Han Jing, Zhang Chunye, Gu Ting, Yang Xi, Hu Longwei, Tian Zhen, Li Jiang, Zhang Chenping
Department of Oral and Maxillofacial-Head and Neck Oncology, Ninth People's Hospital, Shanghai Jiao Tong University School of Medicine, Shanghai 200011, P.R. China.
Department of Oral Pathology, Ninth People's Hospital, Shanghai Jiao Tong University School of Medicine, Shanghai 200011, P.R. China.
Oncol Lett. 2019 Mar;17(3):2915-2922. doi: 10.3892/ol.2019.9935. Epub 2019 Jan 15.
Recent studies have indicated that a recurrent t(6;9)(q22-23;p23-24) chromosomal translocation in salivary adenoid cystic carcinoma (ACC) results in a MYB proto-oncogene transcription factor-nuclear factor I/B gene fusion, which has not previously been detected in any non-ACC carcinomas of the head and neck. In the present study, data on clinical factors affecting the survival rate of patients with salivary ACC from a single institution was retrospectively analyzed, and the frequency of gene rearrangement determined. A total of 97 patient cases were analyzed, and young adults presenting with ACC (<40 years old) accounted for 19.6% of all patients (n=19). A total of 70.1% (n=68) displayed neurological symptoms, including pain, paraesthesia, tongue deviation, and facial paralysis. A marked majority of the analyzed tumors (85.6%) displayed evidence of rearrangement. rearrangement was significantly higher in patients with late Tumor-Node-Metastasis (TNM) stage cancer compared with that in patients with early TNM stage (P=0.033), as detected by a dual color break-apart fluorescence hybridization probe. Kaplan-Meier analysis revealed significant differences in patient overall survival (OS) time with regard to age, gender, TNM stage, neurological symptoms, margin status and rearrangement. Specifically, young age was significantly associated with a shorter OS time. In summary, the present study suggested that young patients with salivary ACC presented with a worse prognosis, in contrast to the majority of patients with salivary ACC. Moreover, alterations exhibited a high positive rate in salivary ACC, and therefore, the absence of rearrangements may be associated with a better prognosis.
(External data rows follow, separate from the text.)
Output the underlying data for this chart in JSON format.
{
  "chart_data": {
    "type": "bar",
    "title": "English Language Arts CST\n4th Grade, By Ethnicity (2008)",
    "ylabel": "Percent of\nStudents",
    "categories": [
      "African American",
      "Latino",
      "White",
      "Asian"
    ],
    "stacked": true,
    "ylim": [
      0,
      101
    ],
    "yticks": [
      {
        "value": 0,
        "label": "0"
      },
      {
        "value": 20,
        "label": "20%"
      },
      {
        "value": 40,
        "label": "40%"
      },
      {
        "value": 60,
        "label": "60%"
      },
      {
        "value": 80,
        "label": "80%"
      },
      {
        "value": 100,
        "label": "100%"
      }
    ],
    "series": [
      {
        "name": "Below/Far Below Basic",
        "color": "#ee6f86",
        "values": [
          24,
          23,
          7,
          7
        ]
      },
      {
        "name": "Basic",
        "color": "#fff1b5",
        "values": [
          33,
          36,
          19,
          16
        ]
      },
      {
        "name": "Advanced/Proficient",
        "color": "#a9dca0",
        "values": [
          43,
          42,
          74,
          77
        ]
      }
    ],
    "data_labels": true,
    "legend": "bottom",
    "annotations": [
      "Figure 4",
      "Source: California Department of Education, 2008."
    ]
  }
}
近期研究表明,涎腺腺样囊性癌(ACC)中反复出现的t(6;9)(q22 - 23;p23 - 24)染色体易位会导致MYB原癌基因转录因子与核因子I/B基因融合,此前在任何头颈部非ACC癌中均未检测到这种情况。在本研究中,回顾性分析了来自单一机构的影响涎腺ACC患者生存率的临床因素数据,并确定了基因重排的频率。共分析了97例患者病例,其中患有ACC的年轻成年人(<40岁)占所有患者的19.6%(n = 19)。共有70.1%(n = 68)表现出神经症状,包括疼痛、感觉异常、舌偏斜和面瘫。绝大多数分析的肿瘤(85.6%)显示出重排证据。通过双色断裂分离荧光杂交探针检测发现,晚期肿瘤-淋巴结-转移(TNM)分期癌症患者的重排比早期TNM分期患者显著更高(P = 0.033)。Kaplan-Meier分析显示,患者的总生存期(OS)在年龄、性别、TNM分期、神经症状、切缘状态和重排方面存在显著差异。具体而言,年轻与较短的OS时间显著相关。总之,本研究表明,与大多数涎腺ACC患者相比,年轻的涎腺ACC患者预后较差。此外,重排在涎腺ACC中呈现出较高的阳性率,因此,未发生重排可能与较好的预后相关。